O que aconteceu com o nosso relacionamento?

O dia estava lindo, mas, aos seus olhos, seria apenas mais um dia em que desejaria entender o que havia ocorrido com o seu relacionamento. Após tantos anos, começava a pensar que não conhecia a pessoa com quem havia se unido. O que teria acontecido?

Entendendo o que está acontecendo

Muitos são os fatores que interferem ou modificam nossas relações. Passamos por diversas fases, verdadeiros ciclos que nos modificam o modo de ser e pensar. Será a sintonia do casal que irá determinar, por meio do respeito, da cumplicidade e do amor, o grau de evolução da relação. As rotinas e situações adversas que nos chegam trazendo sentimentos que nos fragilizam, precisam ser acolhidas por ambos, para que seus resultados sejam o de contribuir, somar, e não, desalinhar e repartir. Por isso, é sempre recomendado que façamos uma análise constante sobre as nossas emoções, para entendermos o que se passa conosco e com o outro.

Buscando resgatar essa relação faz-se necessário que cada qual se veja como um indivíduo dentro de uma história maior, a sua história. É muito importante que se descubram em seus gostos, objetivos e desejos individuais, para que vivenciem a sua parte no relacionamento em comunhão ao todo.

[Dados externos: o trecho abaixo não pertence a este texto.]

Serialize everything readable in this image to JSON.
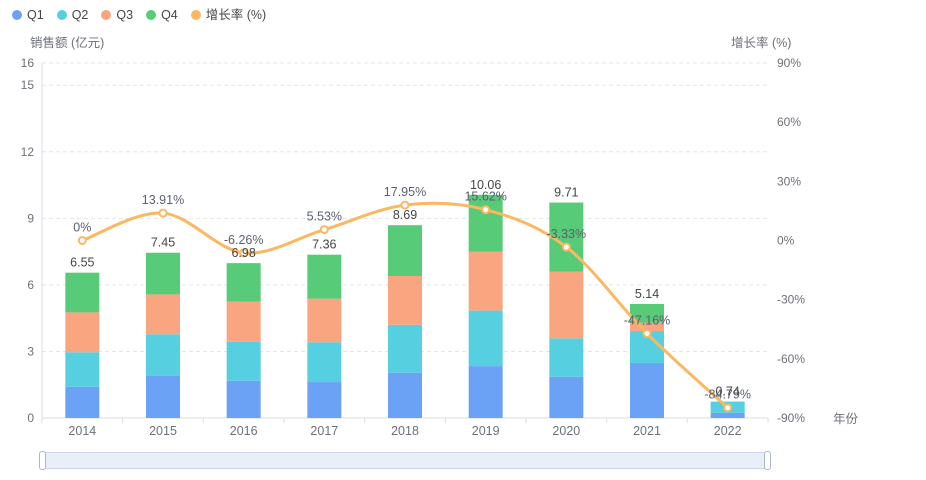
{
  "chart_data": {
    "type": "bar",
    "subtype": "stacked-bars-with-line-overlay",
    "categories": [
      "2014",
      "2015",
      "2016",
      "2017",
      "2018",
      "2019",
      "2020",
      "2021",
      "2022"
    ],
    "series": [
      {
        "name": "Q1",
        "type": "bar",
        "stack": "total",
        "color": "#6CA2F5",
        "values": [
          1.41,
          1.91,
          1.68,
          1.62,
          2.04,
          2.34,
          1.86,
          2.48,
          0.24
        ]
      },
      {
        "name": "Q2",
        "type": "bar",
        "stack": "total",
        "color": "#56D0E0",
        "values": [
          1.55,
          1.86,
          1.76,
          1.79,
          2.16,
          2.5,
          1.73,
          1.44,
          0.5
        ]
      },
      {
        "name": "Q3",
        "type": "bar",
        "stack": "total",
        "color": "#F9A57F",
        "values": [
          1.8,
          1.8,
          1.8,
          1.97,
          2.2,
          2.65,
          3.0,
          0.38,
          0.0
        ]
      },
      {
        "name": "Q4",
        "type": "bar",
        "stack": "total",
        "color": "#57CB78",
        "values": [
          1.79,
          1.88,
          1.74,
          1.98,
          2.29,
          2.57,
          3.12,
          0.84,
          0.0
        ]
      },
      {
        "name": "增长率 (%)",
        "type": "line",
        "axis": "right",
        "color": "#FBB861",
        "smooth": true,
        "values": [
          0,
          13.91,
          -6.26,
          5.53,
          17.95,
          15.62,
          -3.33,
          -47.16,
          -84.79
        ],
        "labels": [
          "0%",
          "13.91%",
          "-6.26%",
          "5.53%",
          "17.95%",
          "15.62%",
          "-3.33%",
          "-47.16%",
          "-84.79%"
        ]
      }
    ],
    "bar_totals": [
      "6.55",
      "7.45",
      "6.98",
      "7.36",
      "8.69",
      "10.06",
      "9.71",
      "5.14",
      "0.74"
    ],
    "y_axis_left": {
      "name": "销售额 (亿元)",
      "min": 0,
      "max": 16,
      "ticks": [
        0,
        3,
        6,
        9,
        12,
        15,
        16
      ]
    },
    "y_axis_right": {
      "name": "增长率 (%)",
      "min": -90,
      "max": 90,
      "ticks": [
        90,
        60,
        30,
        0,
        -30,
        -60,
        -90
      ],
      "suffix": "%"
    },
    "x_axis": {
      "name": "年份"
    },
    "legend_position": "top-left",
    "grid_dashed": true
  },
  "colors": {
    "grid_line": "#E0E6F1",
    "axis_line": "#D9DEE9",
    "tick_label": "#6E7079",
    "axis_name": "#6E7079",
    "total_label": "#454545",
    "growth_label": "#5A5F6B",
    "background": "#FFFFFF"
  },
  "datazoom": {
    "track_color": "#E9EEF9",
    "border_color": "#CCD7EE",
    "handle_color": "#FFFFFF",
    "handle_border": "#A8B6D4"
  }
}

Precisamos entender que as relações são continuamente construídas, estando a todo o momento a mercê de uma mudança, se assim, permitirmos. E, acredito, que isto seja ótimo, pois, nós próprios nos modificamos a todo o instante. O que ocorre muitas vezes, é não compartilharmos mais das mesmas aspirações, mas, se o amor permanecer como a vertente maior  no coração de ambos, aprenderão a encontrar no respeito, na humildade e no companheirismo a medida certa para desfrutarem de novos e desafiadores momentos a dois.

Expectativas

Estar envolvido emocionalmente com alguém numa relação construtiva, exige maturidade.

Mas, sabemos que pouco entendemos sobre nossas emoções, então, compreender o outro, seus medos, angústias, fraquezas, virtudes, habilidades, etc., requer da nossa parte a compreensão sobre nossos próprios sentimentos e aspirações.

Deseja-se como num conto de fadas, que o(a) outro(a) saiba exatamente o que necessitamos ou desejamos para sermos felizes. Mas, não é bem assim que funciona. A realidade é outra, pois, faz-se necessário que falemos o que gostamos, como queremos, o que achamos, o que aceitamos e principalmente, como nos sentimos na relação. 

E, quando isto não ocorre, insatisfeitos(as) com os sentimentos que agridem nossa alma, entristecemos, ficamos decepcionados, depressivos, raivosos, impacientes, descrentes do amor que nos uniu. 

Descortinando soluções 

 Nesse momento, o diálogo quando possível é o melhor remédio. A sinceridade para com suas emoções é chave para que se abram possibilidades de ajustes no relacionamento. Expor o que sente e como se sente com o(a) parceiro(a) é fundamental. E acima de tudo, ouvi-lo(a) também é o melhor remédio. O respeito consigo e o outro(a) dá o limite necessário para que tudo ocorra da melhor forma.

Enxergar a si e ao companheiro(a) como um espírito que busca aprendizado e crescimento é muito importante, porque assim, cria-se uma mentalidade de maior tolerância, cautela e respeito na relação. Mas, não podemos esquecer que os relacionamentos afetivos vem para que construamos algo bom dentro de nós! 

E quando percebemos que isto não está ocorrendo, é hora de pararmos e analisarmos, de que forma poderemos melhorar nossa relação. 

O amor é a base, mas, junto dele precisam vir outros bons sentimentos que fortalecerão essa união. Contribuições que precisam vir de ambas as partes, caso contrário, instala-se o desequilíbrio na relação e junto a ele maus sentimentos que regarão diariamente nossas emoções já feridas.

Acredite na possibilidade de construir ou mesmo reconstruir o seu relacionamento, permitindo-se ser feliz e fazer o(a) outro(a) feliz. Dia após dia podemos ver algo a mais em nossa relação. Algo que talvez não tivéssemos nos permitido ver anteriormente, e que seja o grande diferencial para a compreensão do que está acontecendo.